In a primary dermal irritation study according to EU method B.4 (Pharmaco-LSR, ECHA RSS, 2017), young adult New Zealand White rabbits were dermally exposed to 0.5 mg of the unchanged test substance under a semi occlusive dressing for 4 hours. Animals were then observed for 72 hours. Irritation was scored by the method of Draize et al. (1960). No signs of skin irritation were observed at any time during the study. In this study, the test substance did not show skin irritating properties

Eye irritation

Key study

In an eye irritation assay according to EU method B.5 in rabbit (New Zealand White) (Huntingdon, ECHA RSS, 2017), the eye irritating properties of the test substance were determined. The test substance was tested on three animals. Iris and cornea opacity score were 0.0 (no signs of irritation). In all three animals a very slight conjunctival irritation was observed after 1 h. This effect was fully reversible within 24 h. Accordingly, the test substance was considered to be not irritating to the eye.

Supporting study

In a primary eye irritation study according to EU method B.5 (Pharmaco-LSR, ECHA RSS, 2017), 100 mg of the test substance was instilled into the conjunctival sac of one eye of three young adult New Zealand White rabbits. Animals were then observed for 8 days. Irritation was scored by the method of Draize et al. (1960).

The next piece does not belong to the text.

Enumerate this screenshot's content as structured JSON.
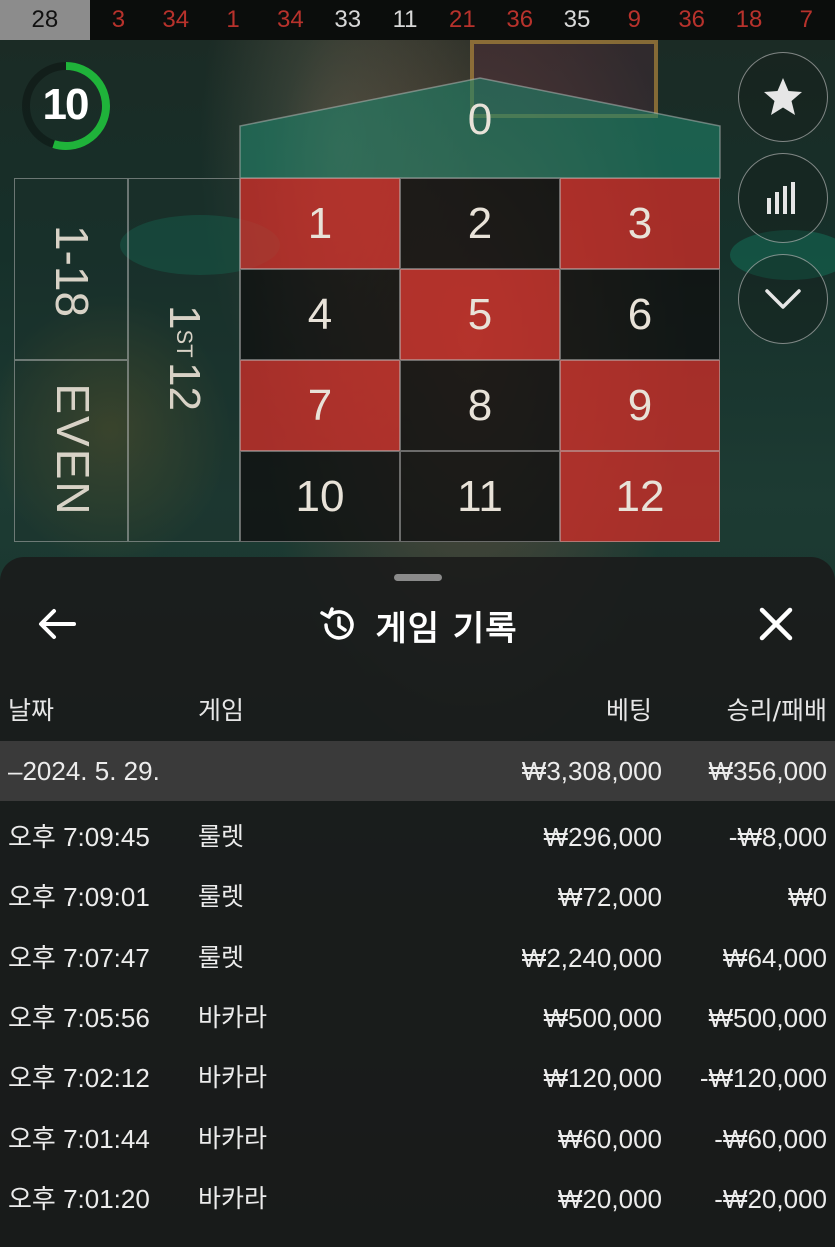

Animal No 1 showed slight conjunctivae redness as well as diffuse areas of opacity. Furthermore slight effects on the iris and some swelling of the eye above the normal were observed. In addition to the effects scored, 2 animals showed slight conjunctival discharge during the first 24 hours post administration. There were no effects noticeable by study day 8. Thus, the test substance is not regarded as eye irritant.

Justification for classification or non-classification

The available experimental test data are reliable and suitable for classification purposes under Regulation (EC) No 1272/2008. Based on available data on eye and skin irritation/corrosion, the test item is not classified according to Regulation (EC) No 1272/2008 (CLP), as amended for the tenth time in Regulation (EU) No 2017/776.